Polémique autour de la création d’un parti présidentiel au Gabon : l’analyse d’un juriste

Alors que le débat sur la création éventuelle d’un parti présidentiel agite les cercles politiques et l’opinion publique au Gabon, Camille Lendeme, juriste, propose une lecture rigoureuse du Code électoral et de la Constitution. À travers une analyse méthodique et argumentée, il questionne la compatibilité d’une telle initiative avec le cadre légal gabonais actuel, en insistant sur les risques politiques et juridiques que ferait courir au chef de l’État une adhésion ouverte à un parti nouvellement créé. Au-delà du droit, l’auteur interroge aussi l’opportunité politique d’un tel projet dans un régime présidentiel renforcé, où le président, élu avec une majorité écrasante, n’a nul besoin de base partisane pour gouverner.

Sur le débat qui secoue l’opinion publique nationale, dans lequel le président court clairement, aux termes de l’article 82 du code électoral gabonais, le risque de perdre son mandat, j’adopterais une méthode d’analyse pratique.
Sur l’application du code électoral à toutes les catégories d’élections
Article 2 : La présente loi organique s’applique à l’élection du président de la République, à l’élection des députés, à l’élection des sénateurs, à l’élection des conseillers départementaux et municipaux, à l’élection des membres des bureaux des conseils locaux et au référendum.
Sur l’application du deuxième alinéa querellé de l’article 82 du code électoral
Première remarque : Les dispositions querellées apparaissent dans un titre du code électoral consacré à la déclaration de candidature. Donc à toutes les candidatures. À l’intérieur de ce titre, lorsqu’il y a des spécificités à chaque catégorie d’élections, le texte le signale. Or, la disposition querellée ne distingue pas de catégorie. Elle concerne donc toutes les élections.

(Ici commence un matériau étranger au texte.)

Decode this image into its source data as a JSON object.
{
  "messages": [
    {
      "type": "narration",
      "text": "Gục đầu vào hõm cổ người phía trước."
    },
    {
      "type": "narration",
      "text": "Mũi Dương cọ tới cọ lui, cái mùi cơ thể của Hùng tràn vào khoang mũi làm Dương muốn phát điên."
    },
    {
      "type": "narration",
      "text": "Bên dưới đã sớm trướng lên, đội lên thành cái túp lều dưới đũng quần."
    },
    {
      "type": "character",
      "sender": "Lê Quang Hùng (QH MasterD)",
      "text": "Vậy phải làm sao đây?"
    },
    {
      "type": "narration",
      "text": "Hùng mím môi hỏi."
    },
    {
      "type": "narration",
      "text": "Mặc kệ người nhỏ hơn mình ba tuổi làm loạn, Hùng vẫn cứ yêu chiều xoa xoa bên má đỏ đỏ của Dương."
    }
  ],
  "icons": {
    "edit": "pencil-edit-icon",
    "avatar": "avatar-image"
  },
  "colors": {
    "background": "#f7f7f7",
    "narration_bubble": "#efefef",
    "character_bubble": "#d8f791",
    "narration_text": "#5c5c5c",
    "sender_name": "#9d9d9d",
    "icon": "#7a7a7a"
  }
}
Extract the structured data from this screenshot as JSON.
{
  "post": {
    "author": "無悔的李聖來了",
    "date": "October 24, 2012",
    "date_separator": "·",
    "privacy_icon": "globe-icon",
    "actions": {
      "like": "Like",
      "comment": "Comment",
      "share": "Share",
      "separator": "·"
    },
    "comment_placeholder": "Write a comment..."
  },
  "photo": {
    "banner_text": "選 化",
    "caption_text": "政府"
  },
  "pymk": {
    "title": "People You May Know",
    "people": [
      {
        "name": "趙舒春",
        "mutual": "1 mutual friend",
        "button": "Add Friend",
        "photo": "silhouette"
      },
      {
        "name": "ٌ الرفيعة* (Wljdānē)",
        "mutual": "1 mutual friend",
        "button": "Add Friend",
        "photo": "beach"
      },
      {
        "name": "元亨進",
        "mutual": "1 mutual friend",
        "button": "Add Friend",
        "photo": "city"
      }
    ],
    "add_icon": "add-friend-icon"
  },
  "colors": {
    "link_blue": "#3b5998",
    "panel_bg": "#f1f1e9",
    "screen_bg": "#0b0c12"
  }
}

Deuxième remarque : L’alinéa qui précède celui contesté, et qui a fait réagir certains partis politiques, concerne le délai de démission — quatre mois au moins avant le scrutin — pour être investi par un autre parti ou se présenter comme candidat indépendant. Cet article est général et s’applique à toutes les élections. Ainsi, un membre d’un parti légalement reconnu ne peut le quitter pour se présenter à la fonction présidentielle sans respecter ce délai.
Troisième remarque : L’alinéa querellé est également d’application générale à toutes les catégories d’élections. La formule latine ubi lex non distinguit, nec nos distinguere debemus signifie que l’on ne peut distinguer ce que la loi ne distingue pas.
Sur la symbiose entre principes constitutionnels et loi
La liberté d’aller et venir (article 17 de la Constitution) est garantie à tous, dans les conditions prévues par la loi. On s’arrête devant la levée des couleurs, on change d’itinéraire lorsque la police interdit un accès, on se gare au passage d’un convoi présidentiel.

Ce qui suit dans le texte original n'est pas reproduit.